La réforme liturgique se situe au cœur du  Concile parce que «la Liturgie est la source et le sommet de la vie de l’Église» [6]. Elle est l’expression de la Foi de l’Église, elle se situe au centre de la proclamation de la Parole, elle est la représentation qu’elle donne de sa vie et de son service au milieu de ce monde, et en même temps elle renvoie au but ultime vers lequel l’Église est manifestement en marche.

La liturgie rénovée (surtout celle de l’Eucharistie) représente la nouvelle image de l’Église. Une liturgie autrefois  réservée au clergé est devenue celle de tout le Peuple de Dieu. Ce qui signifie non plus qu’on «assiste» à la messe, mais qu’on «participe» activement à son déroulement. Il existe pour cela différents rôles, celui de lecteur, de «cantor», d’acolyte, de chœur… L’autel placé face au peuple, alors qu’il n’était pas mentionné expressément par le Concile, symbolise l’assemblée de toute la communauté, le prêtre inclus, autour de cet autel qui est le symbole de Jésus-Christ. Tous prennent part, chacun à sa manière propre, à l’unique sacerdoce universel du Christ.

Le Concile a défini la direction du renouveau liturgique, mais ne l’a pas, et de loin, réalisé totalement. Ce processus se poursuit, mais dans l’esprit des principes énoncés par ce même Concile.

Vingt-cinq ans après la promulgation de SC, le Pape Jean-Paul II l’a souligné : «Il existe un lien organique très étroit entre le renouveau de la Liturgie et le renouveau de toute la vie de l’Église» [7]. C’est sur cette toile de fond qu’il faut aujourd’hui considérer le débat sur la réforme liturgique et surtout qu’il faut en premier lieu être rempli d’inquiétude lorsque l’on veut, pour des raisons en quelque sorte très diverses, retourner à la Liturgie «ancienne». La nouvelle Liturgie n’est-elle éventuellement considérée que comme un  rite différent et néglige-t-on le fait qu’elle exprime un nouveau visage de l’Église?

1.3   La Bible : c’est Dieu qui se révèle lui-même.

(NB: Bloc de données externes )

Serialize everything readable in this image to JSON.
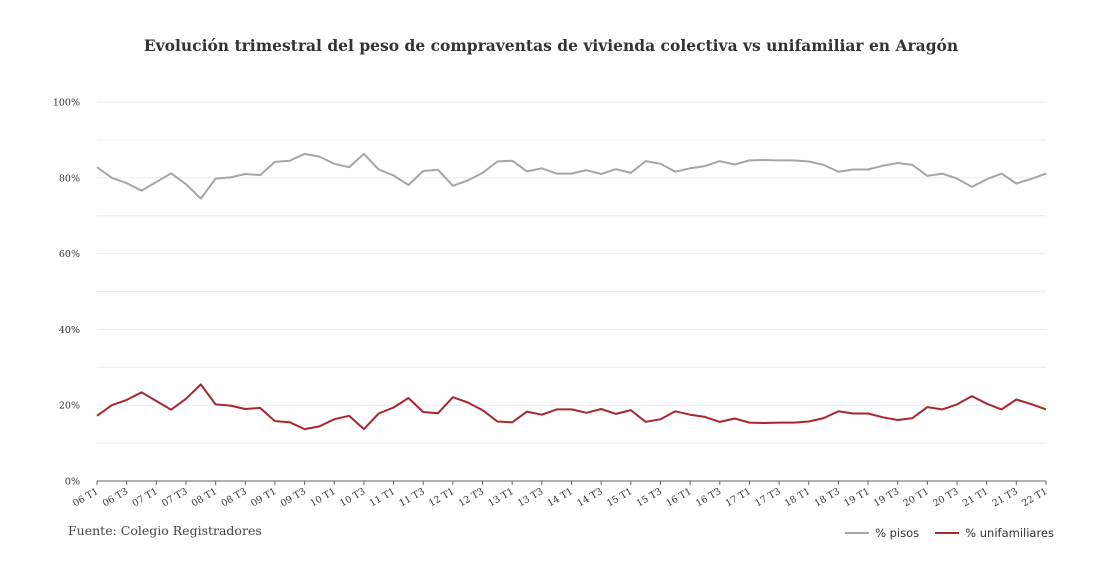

Le Concile a redécouvert la Bible: elle n’est pas un livre sur Dieu, mais en elle c’est Dieu lui-même qui s’adresse aux hommes. «Dans cette révélation, c’est le Dieu invisible qui, débordant d’amour, s’adresse aux hommes comme à des amis et qui se comporte avec eux pour les inviter à entrer en communion avec lui et pour les accueillir» (DV 2).

Grâce au Concile les rapports entre la recherche biblique et la dogmatique ont été modifiés. Maintenant c’est l’Écriture Sainte qui devra fournir les fondements de la dogmatique, mais elle ne devra plus être considérée dans son immuabilité, c’est dans l’Écriture que la dogmatique puise sa force (roboratur) et qu’elle ne cesse de se rajeunir (iuvenescit) [8]. L’Écriture Sainte doit être «l’âme de toute la Théologie» [9]. Ratzinger en tire de profondes conséquences: «Cela signifie que la Bible devra à l’avenir être considérée, réfléchie et questionnée pour elle-même, et que c’est seulement ensuite que pourra intervenir le développement de la tradition et l’analyse dogmatique» [10]. Ce qui implique des conséquences pour la formation théologique de demain, ce qui est au même titre valable pour la recherche théologique tout comme pour les multiples formes que prendra l’annonce de la Parole, de même aussi que pour les énoncés du Magistère, parce que le Magistère est, lui aussi, dépendant de la Parole proclamée par l’Écriture [11].

Cela signifie également une nouvelle approche des rapports entre l’Écriture et la Tradition. Et là aussi s’impose une modification de l’interprétation donnée à l’Écriture par les Églises de la Réforme (sola scriptura).

Le Concile a également recueilli les fruits des travaux inlassables de nombreux biblistes. On accorde officiellement aux exégètes la responsabilité de créer, par leurs travaux scientifiques, les conditions permettant au jugement de l’Église de murir pour l’accomplissement de sa mission qui est de conserver et d’interpréter la Parole de Dieu [12].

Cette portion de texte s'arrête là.